Chirag Jain, cofounder of SocialTAG, said, “Content from smaller cities also feels more genuine and less commercial, which resonates well with audiences. There is a growing pool of talented creators in these cities who are gaining popularity."

The local touch

Content from influencers from metros might not connect effectively with audiences in rural towns. Regional influencers can bring the local flavours and aspirations to the fore better, which fits in perfectly with brand that want to run regionalised campaigns.

Delivering unique perspectives in content, especially with local insights, allows brands to create more inclusive and divergent campaigns. This approach can help them tap into newer markets and demographics, enhancing their reach and relevance and also build a deeper connection with a broader audience base.

More brands are increasingly seeking moments in pop culture to strengthen their presence. Collaborating with these influencers provides an excellent opportunity to create such moments.

For example, the ‘Level sabke niklenge’ trend, which originated from a local audio clip, gained massive popularity, and was adopted by football clubs, IPL teams, and even non-resident Indians. By embracing the distinct voices of these influencers, marketers can craft narratives that stand out and make a lasting impact in moment marketing.
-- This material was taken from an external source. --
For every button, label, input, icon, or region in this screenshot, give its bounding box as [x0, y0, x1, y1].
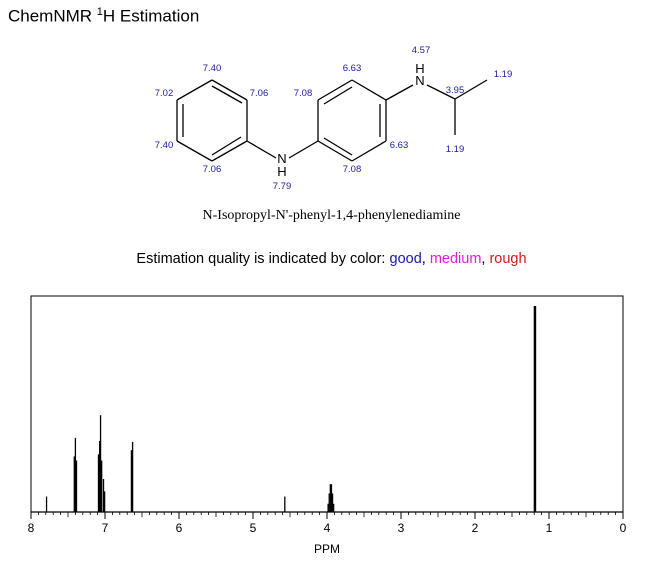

Long-lasting or ephemeral?

While the shift towards content creators from smaller cities is working out well for both the marketers and the audiences, not every tier 2 or 3 influencer is a perfect brand fit. Brand alignment is still crucial to maintain their image in front of society.

Moreover, Hitarth Dadia, partner and CEO of NoFiltr Group, explained that building genuine relationships can take a lot of effort for influencers in far-flung regions. However, with the right approach, it is possible.

It all boils down to regular communication, understanding their audience, and valuing their unique perspective. "We should remember that influencer marketing is a two-way street. By fostering trust and transparency, brands can build long-lasting partnerships with these rising stars, no matter their zip code," he added.

To remain relevant, influencers will need to create content that connects with their target audiences. There is always the concern that current novelty around their persona could wear off, or their content will reach a saturation point. Continuous evolution is the key for thriving in the cluttered digital space, and also keep those brand associations coming in.